Senin, 22 Agustus 2011

TIGA HAL PENTING



Ketemu teman lama sering kali memberi kesan yang berbeda, memberi rasa yang tidak biasa, ada rasa gembira, rasa senang, bahagia, penasaran, obat kerinduan dan lain sebagainya. Demikian pula ketika aku ketemu sahabat lama, sahabat saat masih kuliah, sering belajar besama, main bersama, ia sering ke rumahku dan memberi kesan yang mendalam pada ibuku khususnya. Ia selalu ceria, sering dari tempat kostnya ia menenteng gitarnya untuk kemudian ngamen dari rumah ke rumah dan berakhir di rumahku. Lalu di depan ibuku uang recehan hasil ngamen dibeber dan dihitung satu-persatu kadang sambil makan makanan seadanya yang ada di rumah. Dapat uang berapa dari mengamen, bukan hal penting, karena teman satu ini sesungguhnya bukan orang yang kurang uang, orang tuanya berkecukupan di Bojonegoro. Baginya ngamen hanya sebuah kegiatan ‘menyenangkan hati’ saja, bagaimana tidak karena ia tidak perduli pada hasil ngamennya bahkan ia pernah sengaja iseng ngamen ke rumah ‘cewek’ yang ia taksir, lalu ketika ceweknya yang benar keluar hendak memberi uang recehan, ia menggodanya dan malah minta makan dengan alasan lapar. Toh, sang cewek tidak pernah meremehkan bahkan keluarganya menerima dengan baik.

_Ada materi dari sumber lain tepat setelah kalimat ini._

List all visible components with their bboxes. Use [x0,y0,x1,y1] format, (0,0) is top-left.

Dua puluh tahun kami tidak ketemu, ia sempat terkejut dan sedih ketika aku kabari bahwa ibuku sudah meninggal, sementara aku tahu orang tua dia masih sehat dan keduanya sudah pensiun. Kami masing-masing tentu sudah berbeda, sama-sama punya keluarga, punya pengalaman sendiri-sendiri. Aku lihat dia lebih dewasa dibanding terakhir aku ketemu. Pengalaman hidup yang cukup berat membuat dirinya banyak belajar dan menjadikan hikmah hidup. Aku senang ketemu dengan dia, salah satunya karena ‘jalinan silahturami’ berarti tersambung lagi, di sisi lain aku bisa belajar dari pengalaman dia. Sekarang hpku sering berbunyi di waktu subuh sms dari dia, ia berbagi kata bijak, seperti seorang guru ia sering berbagi hal penting untuk kebaikan hidup.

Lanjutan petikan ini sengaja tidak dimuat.